Estrogen and progesterone keep the hair in the growing phase, which causes it to grow faster and stay on the head longer. When estrogen and progesterone levels fall, hair growth slows and hair loss becomes more noticeable. In addition, as estrogen and progesterone levels decline, the body creates more androgens.  It can be the androgen/estrogen ratio, rather than androgen-dependent mechanisms, may be a contributing factor in many cases. Androgens constrict hair follicles, resulting in hair loss on the head. The result is thinner hair strands and more hair in the rest phase.
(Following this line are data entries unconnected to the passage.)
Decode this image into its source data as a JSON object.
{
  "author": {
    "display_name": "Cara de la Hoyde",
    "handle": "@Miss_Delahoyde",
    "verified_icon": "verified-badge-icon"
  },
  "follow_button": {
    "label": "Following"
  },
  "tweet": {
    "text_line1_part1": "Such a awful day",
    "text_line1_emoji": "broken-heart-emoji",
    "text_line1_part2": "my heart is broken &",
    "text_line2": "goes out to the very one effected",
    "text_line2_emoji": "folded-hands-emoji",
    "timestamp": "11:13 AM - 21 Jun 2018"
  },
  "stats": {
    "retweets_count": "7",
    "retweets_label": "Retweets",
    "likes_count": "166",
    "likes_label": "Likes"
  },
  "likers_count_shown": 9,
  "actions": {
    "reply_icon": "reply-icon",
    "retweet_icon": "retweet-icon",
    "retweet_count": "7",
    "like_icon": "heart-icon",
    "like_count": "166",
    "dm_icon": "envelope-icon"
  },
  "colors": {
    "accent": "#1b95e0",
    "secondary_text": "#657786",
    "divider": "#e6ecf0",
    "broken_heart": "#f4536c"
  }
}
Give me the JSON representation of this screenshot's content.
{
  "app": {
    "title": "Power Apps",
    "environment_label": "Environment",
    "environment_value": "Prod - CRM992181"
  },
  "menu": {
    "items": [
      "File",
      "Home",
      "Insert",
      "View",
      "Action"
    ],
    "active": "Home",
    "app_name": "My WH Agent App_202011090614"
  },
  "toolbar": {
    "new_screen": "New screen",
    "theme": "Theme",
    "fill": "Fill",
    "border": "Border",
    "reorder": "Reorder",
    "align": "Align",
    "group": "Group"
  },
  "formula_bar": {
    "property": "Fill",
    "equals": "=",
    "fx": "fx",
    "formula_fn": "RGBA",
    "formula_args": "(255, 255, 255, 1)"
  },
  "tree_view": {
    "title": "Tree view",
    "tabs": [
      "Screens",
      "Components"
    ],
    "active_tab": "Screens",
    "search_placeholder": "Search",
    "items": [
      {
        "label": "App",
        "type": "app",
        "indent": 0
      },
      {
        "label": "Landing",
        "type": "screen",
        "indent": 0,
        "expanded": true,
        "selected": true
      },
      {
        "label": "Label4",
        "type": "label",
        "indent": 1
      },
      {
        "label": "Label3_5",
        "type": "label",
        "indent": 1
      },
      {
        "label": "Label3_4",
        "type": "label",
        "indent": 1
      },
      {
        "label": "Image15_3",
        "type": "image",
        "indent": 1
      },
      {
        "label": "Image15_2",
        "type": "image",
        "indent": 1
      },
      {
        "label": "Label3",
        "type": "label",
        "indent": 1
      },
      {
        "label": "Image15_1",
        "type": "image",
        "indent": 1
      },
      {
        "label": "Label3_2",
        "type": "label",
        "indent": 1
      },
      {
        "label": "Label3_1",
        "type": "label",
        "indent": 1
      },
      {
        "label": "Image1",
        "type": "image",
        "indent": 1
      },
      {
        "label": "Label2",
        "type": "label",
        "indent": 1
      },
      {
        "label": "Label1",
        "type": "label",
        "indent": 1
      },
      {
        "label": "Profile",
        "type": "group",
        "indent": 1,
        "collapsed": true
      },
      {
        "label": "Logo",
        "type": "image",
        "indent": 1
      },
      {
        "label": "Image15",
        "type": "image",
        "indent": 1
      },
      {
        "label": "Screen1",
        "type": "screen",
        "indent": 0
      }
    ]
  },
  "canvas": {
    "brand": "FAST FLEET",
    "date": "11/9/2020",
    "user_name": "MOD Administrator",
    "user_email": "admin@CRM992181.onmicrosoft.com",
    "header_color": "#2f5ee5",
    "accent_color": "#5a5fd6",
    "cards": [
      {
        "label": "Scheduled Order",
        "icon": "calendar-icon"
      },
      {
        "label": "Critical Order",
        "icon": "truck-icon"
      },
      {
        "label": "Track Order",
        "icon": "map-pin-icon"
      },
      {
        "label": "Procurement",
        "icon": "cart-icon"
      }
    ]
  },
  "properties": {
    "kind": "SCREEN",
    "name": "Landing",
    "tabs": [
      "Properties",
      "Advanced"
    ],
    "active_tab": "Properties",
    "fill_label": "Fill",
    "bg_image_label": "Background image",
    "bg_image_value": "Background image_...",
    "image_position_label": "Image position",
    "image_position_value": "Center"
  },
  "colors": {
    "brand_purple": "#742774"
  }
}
It is also important to note that significant amounts of energy are needed and released during the active growth of hair. An estimated 160 kcal are needed to produce one gram of hair, which is equal to the energy need for six minutes of vigorous exercise that includes both arm and leg. Menopause causes metabolic dysregulation, this may be enough in some to impeeed hair growth.

Because estrogen has vasodilatory effects, blood vessel dilatation and improved blood flow are facilitated. Blood veins in the scalp may tighten due to the drop in estrogen levels after menopause, which could lessen the blood flow to the hair follicles. The reduced circulation may cause hair loss impede the supply of oxygen and nutrients, necessary for efficient hair growth.

Hair loss during menopause is primarily caused by hormonal changes (thyroid and cortisol can also play a role), stress, health conditions, medications, and nutritional deficiencies.

A well-balanced diet and supplements like biotin, zinc, iron, and vitamin D can help maintain hair growth and prevent hair loss.


Itching or Ringing in your Ears


The mucous membranes throughout the body are influenced by the estrogen level, which may also affect the inner ear, resulting in itching, irritation, or even tinnitus (ringing in the ears).


Estrogen receptors are found in cells in your ear and along the auditory pathway, including specific cells known as ‘hair cells’ that convert sound impulses into electrical signals sent to your brain. Damage to these hair cells is regarded to be one of the leading causes of tinnitus.


Some studies have shown that lower estrogen levels can cause variations in blood flow to the inner ear tube (the cochlear) and blood composition affect the regulation of electrical impulses generated by the cochlear’s hair cells, hence altering auditory signals. It is yet unclear the full roles that estrogen, testosterone, and progesterone have in hearing.